Wie freuten wir uns, als wir den ersten Stellplatzatlas in Händen hielten. Jetzt wurde schon von zu Hause aus das Ziel geplant und es war immer wieder spannend, was uns amStellplatz erwartete. Manche Stellplätze waren ganz einfach zu finden, andere suchten wir wie die berühmte Nadel im Heuhaufen.
Und dann gewann das Internet Einfluss auf unser Reiseverhalten. Dank Google Erth wurden die Stellplätze schon mal zu Hause virtuell angeflogen und inspiziert. Nicht dass wir zu den mobilen Zeitgenossen gehören, die bereits zu Hause detailliert den Urlaub mit Zielen und Stellplätzen planen, aber eine gewisse Vorinformation kann ja nicht schaden und erhöht dazu noch die Vorfreunde.

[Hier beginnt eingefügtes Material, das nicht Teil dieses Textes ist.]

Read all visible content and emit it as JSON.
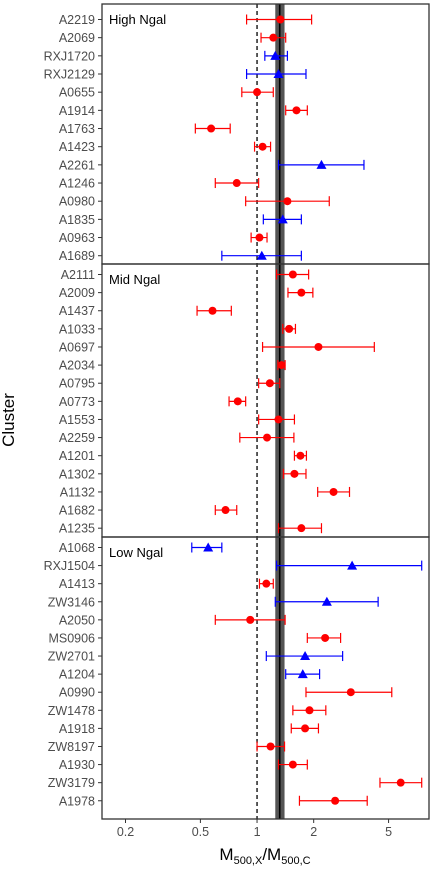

Das Stellplatznetz ist nicht nur in Deutschland sondern in ganz Europa immer dichter geworden. Aber auch die Anzahl der aktiven Wohnmobilisten ist kontinuierlich gestiegen. Sorgen Stellplatzatlas, Internet und Navi für eine stressfreie Anfahrt, so kann es heute schon mal am Ziel stressig werden, nämlich dann, wenn der favorisierte Stellplatz schlicht und ergreifend voll ist. Das passiert heute immer häufiger zu Ferienzeiten und an Feiertagen an attraktiven Zielen, wie z.B. an der deutschen Nord-und Ostseeküste. Da sind die nicht mehr im Arbeitsprozess stehenden Wohnmobilisten deutlich im Vorteil. Sie stehen bereits mit ausgefahrener Sateleitenanlageund dem Stecker im Stromkasten in der 1. Reihe, wenn andere Womofahrer nach Arbeitsende ins wohlverdiente Wochenende fahren.
Vielleicht stehen wir in 10 Jahren auch wir in der 1. Reihe, vielleicht aber auch nicht.
Vielleicht suchen wir aber trotz „Else“, Fernsehen und Mikrowelle an Bord wieder mehr nach dem, wenn auch kalkulierbaren Abenteuer.